In sales hiring, you’re not likely to find the term “disgruntled former employee” listed among an applicant’s attributes. If you did, your first reaction would probably be to throw the application away. I blame the media for this perception. They’re the ones who have created the negative bias regarding the term “disgruntled.”

The literal meaning of disgruntled is “dissatisfied and irritated.” Unfortunately, the media have adopted the term disgruntled employee in their portrayals of formerly upstanding citizens who suddenly snap and show up to their former job with an Uzi. Even in the best cases, the media represent disgruntled former employees as troublemakers or whistle-blowers.

It’s not a fair portrayal, and it can lead  employers to be reluctant to consider these workers when they hire salespeople. That can be a mistake because, in most cases, disgruntled workers are actually just ordinary people who, for whatever reason, were unhappy in their former jobs. There’s really no logical reason why many of these people wouldn’t turn out to be good salesmen.

Some professions are promoted as “the hardest job you’ll ever love,” but what if you don’t love it? Then all that’s left is the hard part, which isn’t very fulfilling.  Think of the teacher, for instance. Day after day, she looks at her students and is met with a variety of expressions: a few are respectfully attentive, most are glassy-eyed and detached, and some are downright hostile. After hours spent preparing lessons, grading papers, and calling unsupportive parents—with minimum ROI—why wouldn’t some teachers feel unfulfilled?  Instead of plugging away every day, trying to sell an education to students who just don’t want to buy, some  might be thinking to themselves, “Oh man, I’d so rather be selling widgets right about now.”

Similar scenarios can play out in just about any profession. Most of the time, disgruntled workers didn’t start out that way. Just like your good salesmen, they launched themselves into their new job filled with energy and enthusiasm. Then something happened; their motivation evaporated, and their productivity faded away. Sure, it could have been something within themselves that caused this breakdown, but quite often these are people who have justifiable grievances against circumstances connected to their employment or their employer.
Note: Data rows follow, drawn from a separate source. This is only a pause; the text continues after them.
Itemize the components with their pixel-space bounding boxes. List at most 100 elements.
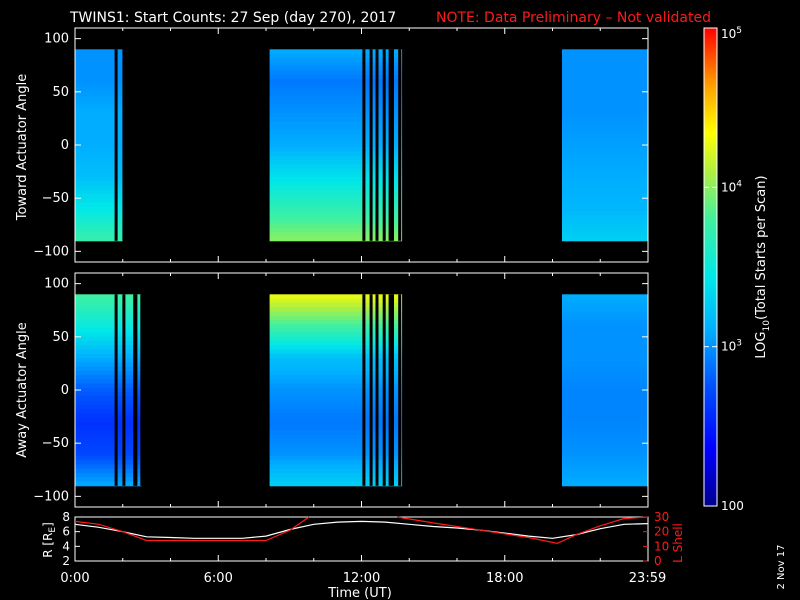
colorbar-tick-label: 105 [721, 26, 742, 41]
heatmap-cell [562, 404, 648, 410]
heatmap-cell [562, 210, 648, 216]
data-gap-line [362, 49, 366, 241]
data-gap-line [362, 294, 366, 486]
y-tick-label: 0 [61, 383, 69, 398]
heatmap-cell [269, 358, 403, 363]
heatmap-cell [269, 181, 403, 186]
heatmap-cell [562, 206, 648, 212]
y-tick-label: 0 [61, 138, 69, 153]
heatmap-cell [75, 426, 142, 431]
heatmap-cell [269, 228, 403, 233]
heatmap-cell [269, 375, 403, 380]
heatmap-cell [269, 302, 403, 308]
data-gap-line [134, 294, 138, 486]
heatmap-cell [75, 392, 142, 397]
heatmap-cell [75, 298, 142, 304]
heatmap-cell [75, 404, 142, 410]
heatmap-cell [562, 353, 648, 359]
heatmap-cell [75, 307, 142, 312]
heatmap-cell [75, 53, 123, 59]
lshell-line [74, 516, 310, 542]
heatmap-cell [75, 96, 123, 101]
heatmap-cell [562, 104, 648, 110]
heatmap-cell [75, 430, 142, 436]
y-tick-label: −100 [33, 244, 69, 259]
date-stamp: 2 Nov 17 [776, 545, 787, 590]
heatmap-cell [562, 232, 648, 237]
heatmap-cell [269, 366, 403, 372]
heatmap-cell [75, 228, 123, 233]
heatmap-cell [562, 113, 648, 118]
heatmap-cell [562, 324, 648, 329]
heatmap-cell [75, 219, 123, 225]
heatmap-cell [75, 198, 123, 203]
heatmap-cell [269, 159, 403, 165]
heatmap-cell [75, 464, 142, 470]
heatmap-cell [562, 302, 648, 308]
heatmap-cell [269, 383, 403, 389]
heatmap-cell [269, 404, 403, 410]
heatmap-cell [562, 421, 648, 427]
heatmap-cell [562, 362, 648, 368]
heatmap-cell [269, 134, 403, 140]
heatmap-cell [75, 117, 123, 123]
heatmap-cell [75, 315, 142, 321]
heatmap-cell [75, 104, 123, 110]
heatmap-cell [562, 83, 648, 89]
heatmap-cell [75, 319, 142, 325]
heatmap-cell [562, 447, 648, 453]
orbit-ylabel-left-end: ] [41, 522, 55, 527]
y-tick-label-right: 30 [654, 510, 669, 524]
heatmap-cell [269, 125, 403, 131]
heatmap-cell [75, 375, 142, 380]
heatmap-cell [75, 370, 142, 376]
heatmap-cell [562, 298, 648, 304]
heatmap-cell [75, 438, 142, 444]
heatmap-cell [562, 409, 648, 414]
heatmap-cell [75, 108, 123, 114]
data-gap-line [388, 49, 392, 241]
heatmap-cell [75, 481, 142, 487]
heatmap-cell [269, 117, 403, 123]
heatmap-cell [562, 341, 648, 346]
heatmap-cell [75, 223, 123, 229]
heatmap-cell [269, 62, 403, 67]
heatmap-cell [75, 336, 142, 342]
heatmap-cell [562, 138, 648, 144]
heatmap-cell [75, 358, 142, 363]
heatmap-cell [269, 96, 403, 101]
heatmap-cell [75, 353, 142, 359]
heatmap-cell [75, 332, 142, 338]
heatmap-cell [562, 91, 648, 97]
heatmap-cell [562, 62, 648, 67]
heatmap-cell [269, 70, 403, 76]
colorbar-tick-base: 100 [721, 499, 744, 513]
heatmap-cell [562, 74, 648, 80]
heatmap-cell [269, 168, 403, 174]
heatmap-cell [75, 113, 123, 118]
y-tick-label: 6 [62, 525, 70, 539]
heatmap-cell [269, 83, 403, 89]
heatmap-cell [562, 215, 648, 220]
heatmap-cell [269, 236, 403, 242]
colorbar-tick-label: 103 [721, 339, 742, 354]
heatmap-cell [75, 366, 142, 372]
lshell-line [397, 516, 558, 544]
heatmap-cell [75, 134, 123, 140]
heatmap-cell [269, 413, 403, 419]
data-gap-line [369, 49, 373, 241]
heatmap-cell [562, 108, 648, 114]
x-tick-label: 12:00 [343, 571, 380, 586]
colorbar-tick-base: 10 [721, 27, 736, 41]
heatmap-cell [75, 62, 123, 67]
heatmap-cell [75, 455, 142, 461]
heatmap-cell [562, 345, 648, 351]
heatmap-cell [562, 311, 648, 317]
heatmap-cell [562, 151, 648, 157]
heatmap-cell [562, 319, 648, 325]
data-gap-line [388, 294, 392, 486]
heatmap-cell [269, 172, 403, 178]
heatmap-cell [562, 430, 648, 436]
orbit-ylabel-right: L Shell [671, 523, 685, 563]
One of the concerns, in fact the most common one according to a Gallup poll of over a million employees, is some kind of problem with managers. After all, many managers don’t have the right temperament for managing, yet they end up in a position where they may engage in tyrannical behavior, bullying employees and making their lives miserable.

 

Some managers also harass employees, either professionally or personally (isn’t there a law now?), or discriminate against them in favor of a favorite–or worse, a relative. Some make promises they don’t intend to keep, and others take advantage of workers who are willing to take up the slack of the less efficient. There are really all kinds of miserable managers out there, so is it any wonder an employee might get fed up with these less-than-desirable conditions?

Maybe you don’t usually consider unhappy former employees when you hire salespeople. You probably think of them as high risk, and some of them probably are. That’s why you employ all the safeguards of a proven-successful hiring process such as Advanced Hiring System. With the targeted recruiting method to assure attracting the right prospects; the DISC assessment, style matrix, and values matrix to identify the salesperson profile; and the series of scripted interviews to spot inconsistencies, you are alerted to any red flags that would indicate the person is not right for your sales team.

Should you hire a disgruntled worker? Not necessarily. But it could be worth your while to include her in your sales hiring process.